A public consultation to inform a proposed law change that would allow assisted dying in the island has opened.

The private member’s bill is to enable adults who are terminally ill to be provided at their request with specified assistance to end their own life.

Ramsey MHK Alex Allinson introduced the bill to the House of Keys on June 14 of this year.

Mr Allinson said the aim of the consultation is to ‘explore some of the policies and procedures involved in drafting such a bill before it can be created and bought back to Tynwald for democratic debate’.

An opinion poll last year found that 87% of islanders support a change in the law on assisted dying to allow this option for terminally ill, mentally competent adults.

Campaigning organisation Dignity in Dying said it applauds the proposal.

Chief executive Sarah Wootton said: ‘This consultation is a key milestone on the road to assisted dying reform in the Isle of Man and across the British Isles.

‘We applaud the House of Keys for giving the Manx public the opportunity to be heard on this historic issue – the vast majority of whom want to see a safe, compassionate assisted dying law for the island.

‘We hope MHKs will now ensure that the voices of dying people and bereaved relatives are front and centre in this debate.

‘The Isle of Man joins Jersey and Scotland in taking strides towards true choice at the end of life for its citizens.

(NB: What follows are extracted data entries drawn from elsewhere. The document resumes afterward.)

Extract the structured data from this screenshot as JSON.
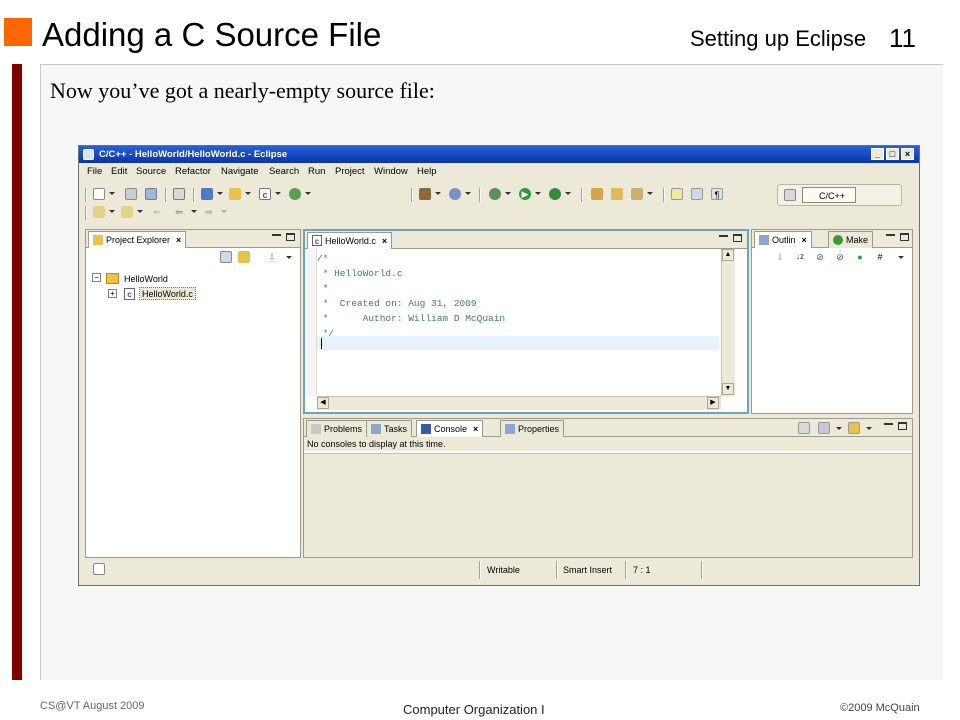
{
  "slide": {
    "title": "Adding a C Source File",
    "section": "Setting up Eclipse",
    "number": "11",
    "text": "Now you’ve got a nearly-empty source file:",
    "footer_left": "CS@VT August 2009",
    "footer_center": "Computer Organization I",
    "footer_right": "©2009  McQuain",
    "colors": {
      "accent_square": "#ff6600",
      "left_bar": "#800000"
    }
  },
  "eclipse": {
    "title": "C/C++ - HelloWorld/HelloWorld.c - Eclipse",
    "window_buttons": [
      "_",
      "□",
      "×"
    ],
    "menu": [
      "File",
      "Edit",
      "Source",
      "Refactor",
      "Navigate",
      "Search",
      "Run",
      "Project",
      "Window",
      "Help"
    ],
    "perspective": "C/C++",
    "project_explorer": {
      "tab": "Project Explorer",
      "tree": [
        {
          "label": "HelloWorld",
          "expander": "−",
          "icon": "project-folder-icon"
        },
        {
          "label": "HelloWorld.c",
          "expander": "+",
          "icon": "c-file-icon"
        }
      ]
    },
    "editor": {
      "tab": "HelloWorld.c",
      "lines": [
        "/*",
        " * HelloWorld.c",
        " *",
        " *  Created on: Aug 31, 2009",
        " *      Author: William D McQuain",
        " */"
      ]
    },
    "outline": {
      "tabs": [
        "Outlin",
        "Make"
      ]
    },
    "console": {
      "tabs": [
        "Problems",
        "Tasks",
        "Console",
        "Properties"
      ],
      "message": "No consoles to display at this time."
    },
    "status": {
      "writable": "Writable",
      "insert_mode": "Smart Insert",
      "position": "7 : 1"
    }
  }
}
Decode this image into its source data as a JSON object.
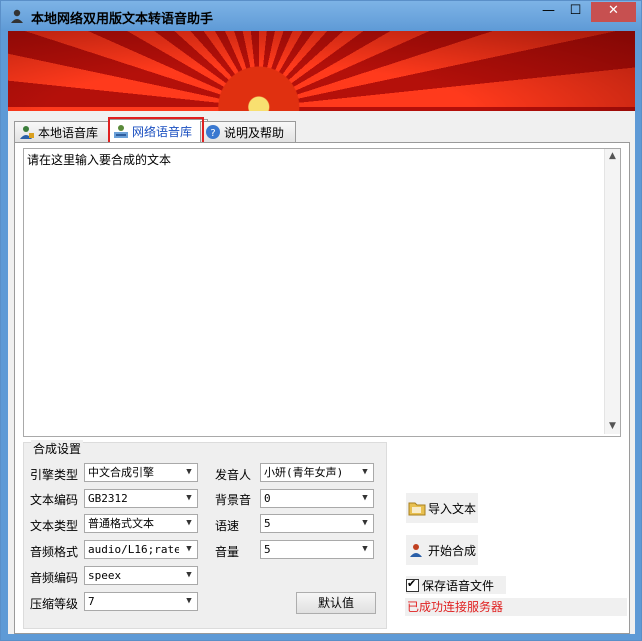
{
  "window": {
    "title": "本地网络双用版文本转语音助手",
    "minimize": "—",
    "maximize": "☐",
    "close": "✕"
  },
  "tabs": [
    {
      "label": "本地语音库",
      "icon": "user-icon"
    },
    {
      "label": "网络语音库",
      "icon": "network-user-icon",
      "active": true
    },
    {
      "label": "说明及帮助",
      "icon": "help-icon"
    }
  ],
  "editor": {
    "text": "请在这里输入要合成的文本"
  },
  "settings": {
    "title": "合成设置",
    "engine_type": {
      "label": "引擎类型",
      "value": "中文合成引擎"
    },
    "text_encoding": {
      "label": "文本编码",
      "value": "GB2312"
    },
    "text_type": {
      "label": "文本类型",
      "value": "普通格式文本"
    },
    "audio_format": {
      "label": "音频格式",
      "value": "audio/L16;rate="
    },
    "audio_encoding": {
      "label": "音频编码",
      "value": "speex"
    },
    "compression": {
      "label": "压缩等级",
      "value": "7"
    },
    "speaker": {
      "label": "发音人",
      "value": "小妍(青年女声)"
    },
    "background": {
      "label": "背景音",
      "value": "0"
    },
    "speed": {
      "label": "语速",
      "value": "5"
    },
    "volume": {
      "label": "音量",
      "value": "5"
    },
    "default_button": "默认值"
  },
  "actions": {
    "import_text": "导入文本",
    "start_synthesis": "开始合成"
  },
  "save_audio": {
    "label": "保存语音文件",
    "checked": true
  },
  "status": "已成功连接服务器",
  "colors": {
    "status_text": "#e02020",
    "active_tab_text": "#1a4fc0",
    "highlight_border": "#e02020",
    "title_bar": "#5e9ad6"
  }
}
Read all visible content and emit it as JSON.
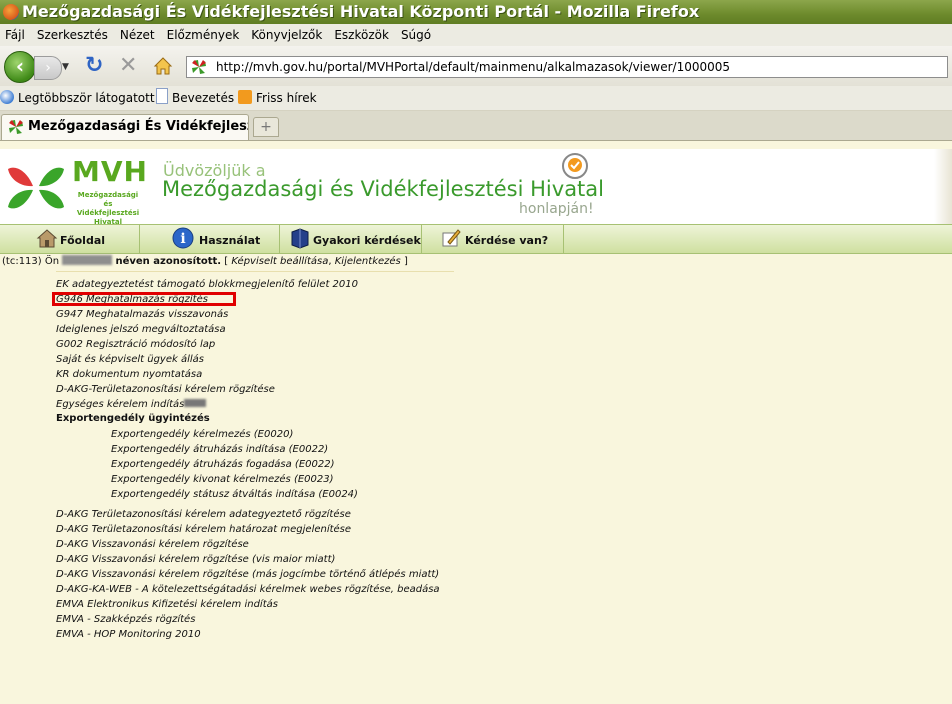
{
  "window": {
    "title": "Mezőgazdasági És Vidékfejlesztési Hivatal Központi Portál - Mozilla Firefox"
  },
  "menu": [
    "Fájl",
    "Szerkesztés",
    "Nézet",
    "Előzmények",
    "Könyvjelzők",
    "Eszközök",
    "Súgó"
  ],
  "address": {
    "url": "http://mvh.gov.hu/portal/MVHPortal/default/mainmenu/alkalmazasok/viewer/1000005"
  },
  "bookmarks": [
    "Legtöbbször látogatott",
    "Bevezetés",
    "Friss hírek"
  ],
  "tab": {
    "label": "Mezőgazdasági És Vidékfejleszt...",
    "new_tab": "+"
  },
  "banner": {
    "logo_text": "MVH",
    "logo_sub": "Mezőgazdasági és Vidékfejlesztési Hivatal",
    "welcome_line1": "Üdvözöljük a",
    "welcome_line2": "Mezőgazdasági és Vidékfejlesztési Hivatal",
    "welcome_line3": "honlapján!"
  },
  "nav": [
    "Főoldal",
    "Használat",
    "Gyakori kérdések",
    "Kérdése van?"
  ],
  "login": {
    "prefix": "(tc:113) Ön",
    "suffix": "néven azonosított.",
    "links_open": "[",
    "link1": "Képviselt beállítása",
    "sep": ",",
    "link2": "Kijelentkezés",
    "links_close": "]"
  },
  "apps": [
    "EK adategyeztetést támogató blokkmegjelenítő felület 2010",
    "G946 Meghatalmazás rögzítés",
    "G947 Meghatalmazás visszavonás",
    "Ideiglenes jelszó megváltoztatása",
    "G002 Regisztráció módosító lap",
    "Saját és képviselt ügyek állás",
    "KR dokumentum nyomtatása",
    "D-AKG-Területazonosítási kérelem rögzítése",
    "Egységes kérelem indítás"
  ],
  "export_heading": "Exportengedély ügyintézés",
  "export_items": [
    "Exportengedély kérelmezés (E0020)",
    "Exportengedély átruházás indítása (E0022)",
    "Exportengedély átruházás fogadása (E0022)",
    "Exportengedély kivonat kérelmezés (E0023)",
    "Exportengedély státusz átváltás indítása (E0024)"
  ],
  "apps2": [
    "D-AKG Területazonosítási kérelem adategyeztető rögzítése",
    "D-AKG Területazonosítási kérelem határozat megjelenítése",
    "D-AKG Visszavonási kérelem rögzítése",
    "D-AKG Visszavonási kérelem rögzítése (vis maior miatt)",
    "D-AKG Visszavonási kérelem rögzítése (más jogcímbe történő átlépés miatt)",
    "D-AKG-KA-WEB - A kötelezettségátadási kérelmek webes rögzítése, beadása",
    "EMVA Elektronikus Kifizetési kérelem indítás",
    "EMVA - Szakképzés rögzítés",
    "EMVA - HOP Monitoring 2010"
  ],
  "highlight_color": "#e00000",
  "brand_green": "#59a81f"
}
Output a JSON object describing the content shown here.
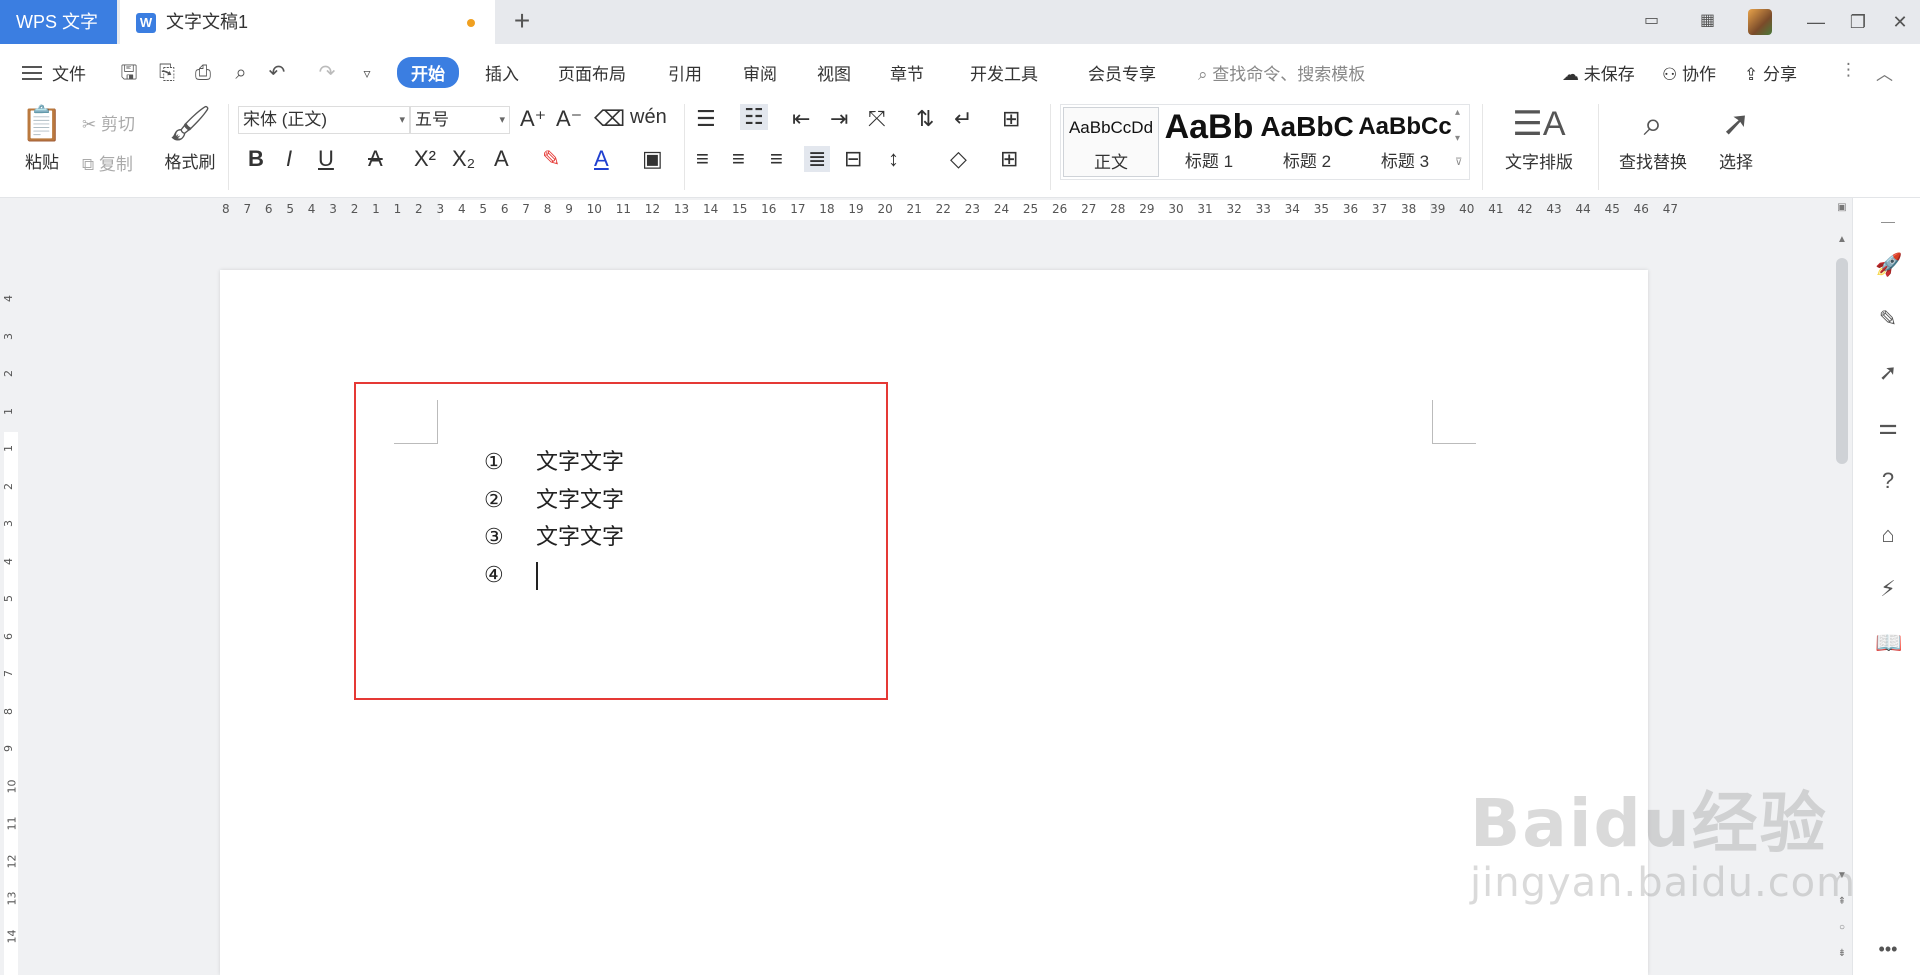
{
  "titlebar": {
    "app_tab": "WPS 文字",
    "doc_title": "文字文稿1",
    "new_tab": "+"
  },
  "menubar": {
    "file": "文件",
    "tabs": [
      "开始",
      "插入",
      "页面布局",
      "引用",
      "审阅",
      "视图",
      "章节",
      "开发工具",
      "会员专享"
    ],
    "search_placeholder": "查找命令、搜索模板",
    "unsaved": "未保存",
    "collab": "协作",
    "share": "分享"
  },
  "ribbon": {
    "paste": "粘贴",
    "cut": "剪切",
    "copy": "复制",
    "format_painter": "格式刷",
    "font_name": "宋体 (正文)",
    "font_size": "五号",
    "styles": [
      {
        "preview": "AaBbCcDd",
        "label": "正文"
      },
      {
        "preview": "AaBb",
        "label": "标题 1"
      },
      {
        "preview": "AaBbC",
        "label": "标题 2"
      },
      {
        "preview": "AaBbCc",
        "label": "标题 3"
      }
    ],
    "text_layout": "文字排版",
    "find_replace": "查找替换",
    "select": "选择"
  },
  "ruler": {
    "numbers": "8 7 6 5 4 3 2 1 1 2 3 4 5 6 7 8 9 10 11 12 13 14 15 16 17 18 19 20 21 22 23 24 25 26 27 28 29 30 31 32 33 34 35 36 37 38 39 40 41 42 43 44 45 46 47"
  },
  "vruler": [
    "4",
    "3",
    "2",
    "1",
    "1",
    "2",
    "3",
    "4",
    "5",
    "6",
    "7",
    "8",
    "9",
    "10",
    "11",
    "12",
    "13",
    "14"
  ],
  "document": {
    "list": [
      {
        "marker": "①",
        "text": "文字文字"
      },
      {
        "marker": "②",
        "text": "文字文字"
      },
      {
        "marker": "③",
        "text": "文字文字"
      },
      {
        "marker": "④",
        "text": ""
      }
    ]
  },
  "watermark": {
    "main": "Baidu经验",
    "sub": "jingyan.baidu.com"
  },
  "colors": {
    "accent": "#3b7ee1",
    "highlight_border": "#e53935",
    "unsaved_dot": "#f0a020"
  }
}
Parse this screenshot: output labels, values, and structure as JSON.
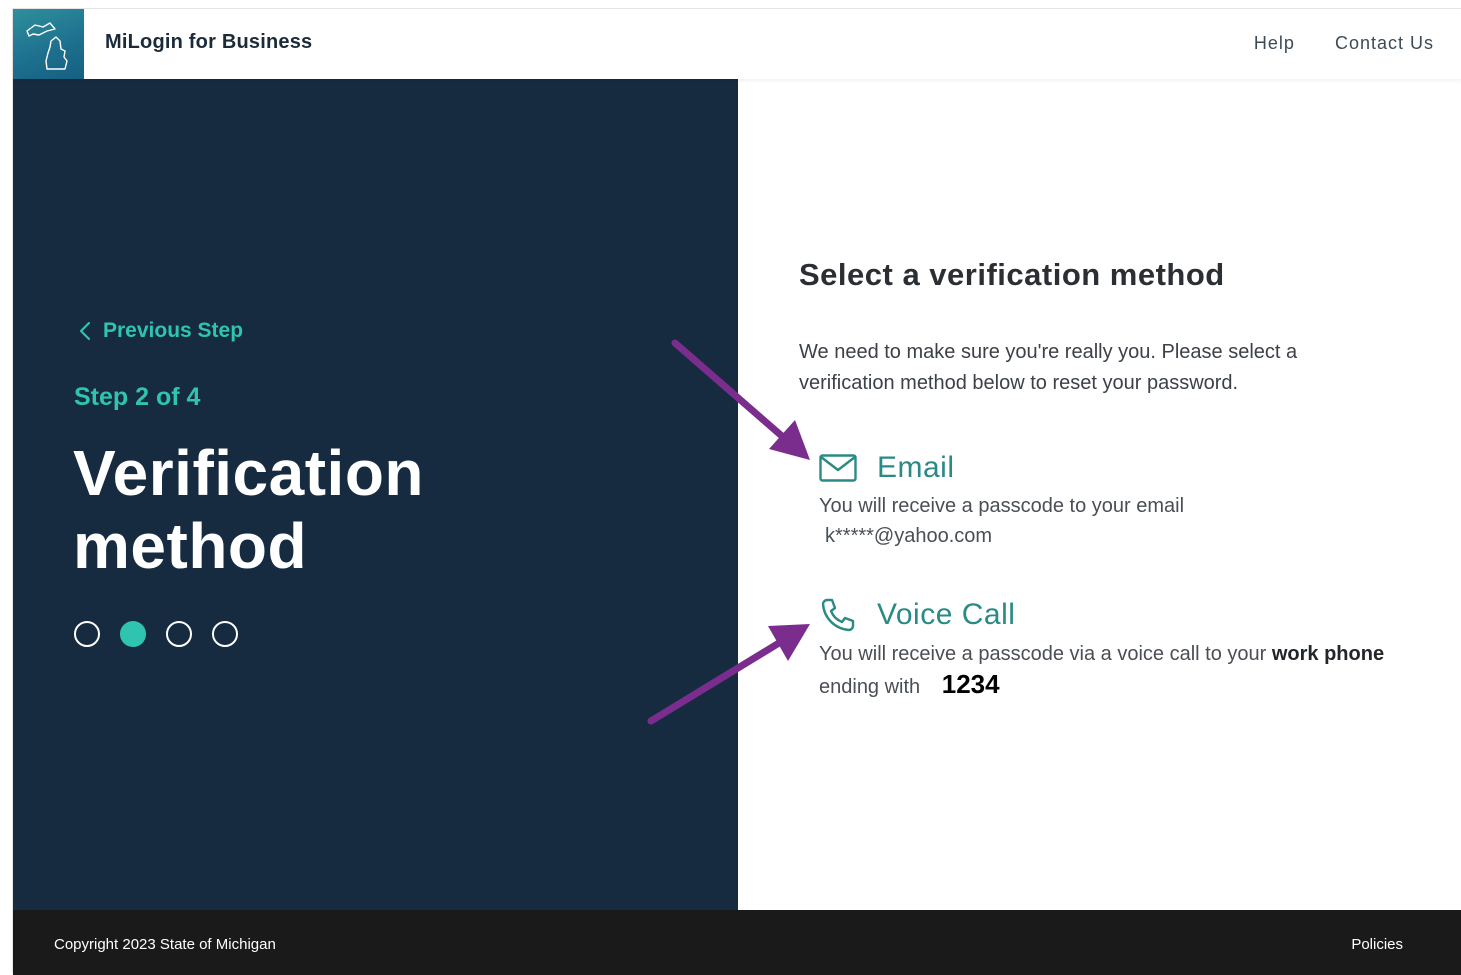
{
  "header": {
    "brand": "MiLogin for Business",
    "nav": {
      "help": "Help",
      "contact": "Contact Us"
    }
  },
  "left_panel": {
    "previous_step": "Previous Step",
    "step_label": "Step 2 of 4",
    "title_line1": "Verification",
    "title_line2": "method",
    "progress": {
      "current": 2,
      "total": 4
    }
  },
  "main": {
    "title": "Select a verification method",
    "intro": "We need to make sure you're really you. Please select a verification method below to reset your password.",
    "methods": {
      "email": {
        "label": "Email",
        "icon": "envelope-icon",
        "desc": "You will receive a passcode to your email",
        "address": "k*****@yahoo.com"
      },
      "voice": {
        "label": "Voice Call",
        "icon": "phone-icon",
        "desc_prefix": "You will receive a passcode via a voice call to your",
        "desc_bold": "work phone",
        "desc_suffix": "ending with",
        "number": "1234"
      }
    }
  },
  "footer": {
    "copyright": "Copyright 2023 State of Michigan",
    "policies": "Policies"
  },
  "colors": {
    "panel_bg": "#162b40",
    "accent_teal": "#2ec4b0",
    "method_teal": "#2a8a84",
    "annotation_arrow": "#7b2d8e",
    "footer_bg": "#1a1a1a"
  }
}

Westminster should question why it chooses to maintain a blanket ban on assisted dying when politicians across the British Isles recognise that it simply does not work.’

Tynwald has discussed the issues around assisted dying a number of times in the past 20 years.

‘There have been Tynwald petitions, affirmative motions by Junior Tynwald, and in February 2015, the Honourable Member for Rushen Juan Watterson asked for leave to introduce a bill to amend the law with respect to assisted dying which was not supported at that time,’ said Dr Allinson.

When the Ramsey MHK introduced the proposed laws this year, the majority of the House of Keys voted to allow them to be drafted.

However, there were concerns about safeguarding, consent, and if the health service could deal with the changes needed.

Dr Allinson said the changes would give those who are terminally ill ‘a real choice’ and that this legislation would support them and give them ‘control’ of their own death ‘if they decided their suffering is unbearable’.